Но послать Сабуро Хигаси на усмирение непокорных было все равно, что выпустить волка в стаю: сердце его было с восставшими, и он, вместо расправы с Кондо и Хидзиката, присоединился к их отряду.

Они встретились с армией легитимистов у Кацунума. К великому разочарованию Сабуро это были дружины клана Тоса, а не Тёсю и Сацума – главные противники, к сражению с которыми он стремился. Сабуро Хигаси бился отважно; тринадцать воинов нашли свою смерть от его «Ночного Демона». Но силы были неравны, и бой окончился полным разгромом для сторонников сёгуната. Пытаясь спастись бегством, Хигаси был ранен пулей в бедро, схвачен вражеским патрулем и приговорен к смертной казни. К счастью, кто-то из прежних знакомых заступился за него перед командиром дружин Тоса, и казнь была заменена ему тюрьмой. Всеми забытый, как ему казалось, он провел в заключении в Кофу целый год. В конце мая тысяча восемьсот шестьдесят девятого года его выпустили. Рана в бедре к тому времени зажила. Была поздняя весна: вишневый цвет уже облетел, деревья покрылись молодой листвой. Все кругом казалось новым, не похожим на прежнее.

3

Эдо превратился в Токио, эра Кэйо сменилась эрой Мэйдзи, эдоский замок – родовое гнездо Токугава – стал резиденцией императора. Семья бывшего сегуна ушла в изгнание восемьдесят тысяч хатамото разбрелись по всему свету. Пал замок Горёкаку,[54] где в последний раз явил себя миру железный дух самураев Токугава, подлинных сынов Эдо, и жизнь внезапно и неузнаваемо изменилась, как меняются декорации на вращающейся театральной сцене.
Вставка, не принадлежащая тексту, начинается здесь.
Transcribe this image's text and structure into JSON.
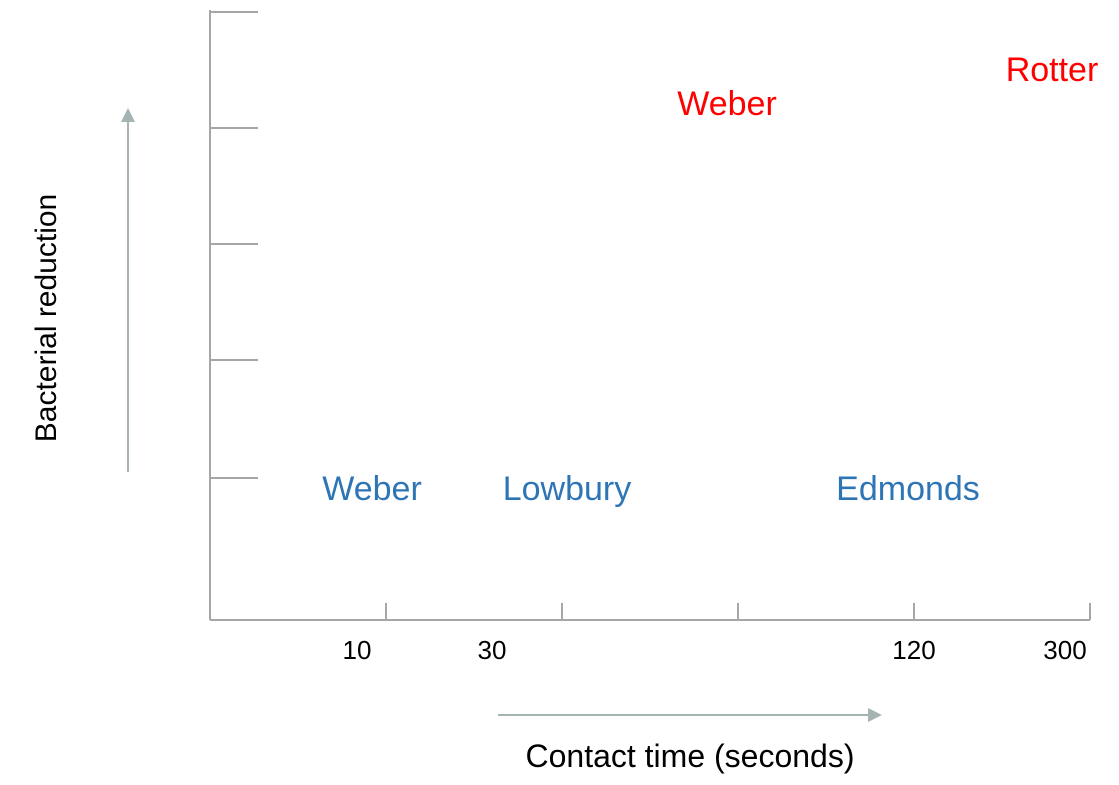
{
  "chart_data": {
    "type": "scatter",
    "title": "",
    "xlabel": "Contact time (seconds)",
    "ylabel": "Bacterial reduction",
    "x_tick_labels": [
      "10",
      "30",
      "120",
      "300"
    ],
    "x_ticks_total": 5,
    "y_ticks_total": 5,
    "grid": false,
    "legend": "none",
    "series": [
      {
        "color": "#2e75b6",
        "points": [
          {
            "label": "Weber",
            "x": "10"
          },
          {
            "label": "Lowbury",
            "x": "30"
          },
          {
            "label": "Edmonds",
            "x": "120"
          }
        ]
      },
      {
        "color": "#ff0000",
        "points": [
          {
            "label": "Weber",
            "x": "60"
          },
          {
            "label": "Rotter",
            "x": "300"
          }
        ]
      }
    ],
    "axis_color": "#a6a6a6",
    "arrow_color": "#a6b3b3"
  }
}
Страной правили гордые победой, энергичные и задорные, полные молодых сил выходцы из Сацума, всюду распоряжались заносчивые и наглые сыны Тёсю. Куда исчезла былая власть Токугава? Вернувшись из тюрьмы в Эдо, называвшийся теперь Токио, Сабуро Хигаси стоял у ворот Сакурада, глядел на замок сегуна и впервые в жизни проливал горячие, как расплавленный свинец, слезы.
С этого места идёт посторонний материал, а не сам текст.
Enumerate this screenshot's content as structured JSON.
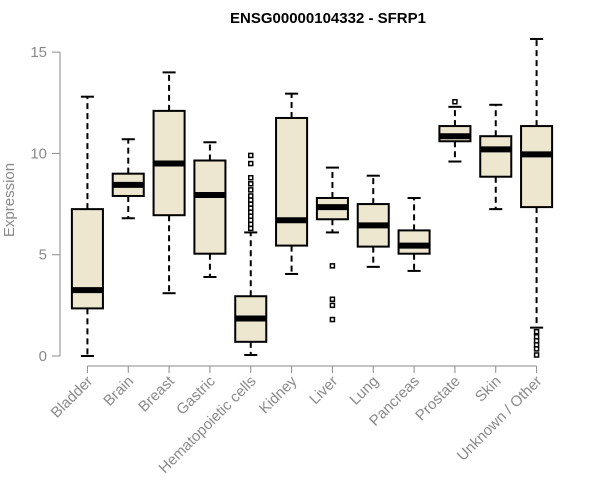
{
  "chart_data": {
    "type": "boxplot",
    "title": "ENSG00000104332 - SFRP1",
    "xlabel": "",
    "ylabel": "Expression",
    "ylim": [
      0,
      15.5
    ],
    "yticks": [
      0,
      5,
      10,
      15
    ],
    "box_fill": "#ede7cf",
    "categories": [
      "Bladder",
      "Brain",
      "Breast",
      "Gastric",
      "Hematopoietic cells",
      "Kidney",
      "Liver",
      "Lung",
      "Pancreas",
      "Prostate",
      "Skin",
      "Unknown / Other"
    ],
    "series": [
      {
        "name": "Bladder",
        "whisker_low": 0.0,
        "q1": 2.35,
        "median": 3.25,
        "q3": 7.25,
        "whisker_high": 12.8,
        "outliers": []
      },
      {
        "name": "Brain",
        "whisker_low": 6.8,
        "q1": 7.9,
        "median": 8.45,
        "q3": 9.0,
        "whisker_high": 10.7,
        "outliers": []
      },
      {
        "name": "Breast",
        "whisker_low": 3.1,
        "q1": 6.95,
        "median": 9.5,
        "q3": 12.1,
        "whisker_high": 14.0,
        "outliers": []
      },
      {
        "name": "Gastric",
        "whisker_low": 3.9,
        "q1": 5.05,
        "median": 7.95,
        "q3": 9.65,
        "whisker_high": 10.55,
        "outliers": []
      },
      {
        "name": "Hematopoietic cells",
        "whisker_low": 0.05,
        "q1": 0.7,
        "median": 1.85,
        "q3": 2.95,
        "whisker_high": 6.1,
        "outliers": [
          6.3,
          6.5,
          6.7,
          6.9,
          7.1,
          7.3,
          7.5,
          7.7,
          7.9,
          8.2,
          8.5,
          8.8,
          9.5,
          9.9
        ]
      },
      {
        "name": "Kidney",
        "whisker_low": 4.05,
        "q1": 5.45,
        "median": 6.7,
        "q3": 11.75,
        "whisker_high": 12.95,
        "outliers": []
      },
      {
        "name": "Liver",
        "whisker_low": 6.1,
        "q1": 6.75,
        "median": 7.35,
        "q3": 7.8,
        "whisker_high": 9.3,
        "outliers": [
          4.45,
          2.8,
          2.5,
          1.8
        ]
      },
      {
        "name": "Lung",
        "whisker_low": 4.4,
        "q1": 5.4,
        "median": 6.45,
        "q3": 7.5,
        "whisker_high": 8.9,
        "outliers": []
      },
      {
        "name": "Pancreas",
        "whisker_low": 4.2,
        "q1": 5.05,
        "median": 5.45,
        "q3": 6.2,
        "whisker_high": 7.8,
        "outliers": []
      },
      {
        "name": "Prostate",
        "whisker_low": 9.6,
        "q1": 10.6,
        "median": 10.85,
        "q3": 11.35,
        "whisker_high": 12.3,
        "outliers": [
          12.55
        ]
      },
      {
        "name": "Skin",
        "whisker_low": 7.25,
        "q1": 8.85,
        "median": 10.2,
        "q3": 10.85,
        "whisker_high": 12.4,
        "outliers": []
      },
      {
        "name": "Unknown / Other",
        "whisker_low": 1.4,
        "q1": 7.35,
        "median": 9.95,
        "q3": 11.35,
        "whisker_high": 15.65,
        "outliers": [
          1.2,
          0.95,
          0.75,
          0.55,
          0.35,
          0.05
        ]
      }
    ]
  }
}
Но время умереть уже миновало – сделать харакири нужно было хотя бы в день разгрома у Кацунума, когда его ранили в бедро. Теперь было поздно. Тяжело быть поверженным, почти нестерпимо сознавать, что ты повержен вторично. Но смерть – это поражение вдвойне. И Сабуро Хигаси остался жить. Разумеется, поселиться в нынешнем Токио он не мог, это было бы все равно, что цепляться за труп любимого ребенка. Не хотел он ехать и в Сидзуока[55] и обременять своими горестями бывшего сюзерена, ибо там даже богатые в прошлом люди не имели теперь средств к существованию и не могли себе позволить купить вволю хотя бы соевого творога. И Сабуро Хигаси выбрал Коею. В отдаленном прошлом это был край его предков, в недавнем – место, где он сражался, потерпел поражение и был взят в плен. Он удалился в деревню Фудзими близ Кофу. А что стало с его семьей, с его домом? В его усадьбе на улице Банте жил теперь какой-то офицер, бывший командир одного из отрядов «кихэйтай»[56] клана Тёсю. Жена, слишком слабая, чтобы пережить смутные времена, заболела, стала харкать кровью и лежала теперь в могиле вместе с так и не увидевшим света младенцем. Старуха мать, потрясенная событиями реставрации, потерявшая рассудок от горя из-за смерти невестки, покончила жизнь самоубийством. Купец Гихэй Эттюя, по-прежнему торговавший лекарствами в квартале Канда, передал Хигаси корзинку, в которой лежали их поминальные дощечки,[57] пряди волос, ящичек со старинными золотыми монетами, родословная рода Хигаси, документы, на многих из которых стояла красная печать сегуна, несколько больших и малых мечей да кимоно с гербами в виде мальвы. Бедняга считал себя виновным перед Сабуро за то, что не сберег его мать и жену, но, по совести говоря, ему самому едва удалось спасти свою жизнь и бедный свой домик.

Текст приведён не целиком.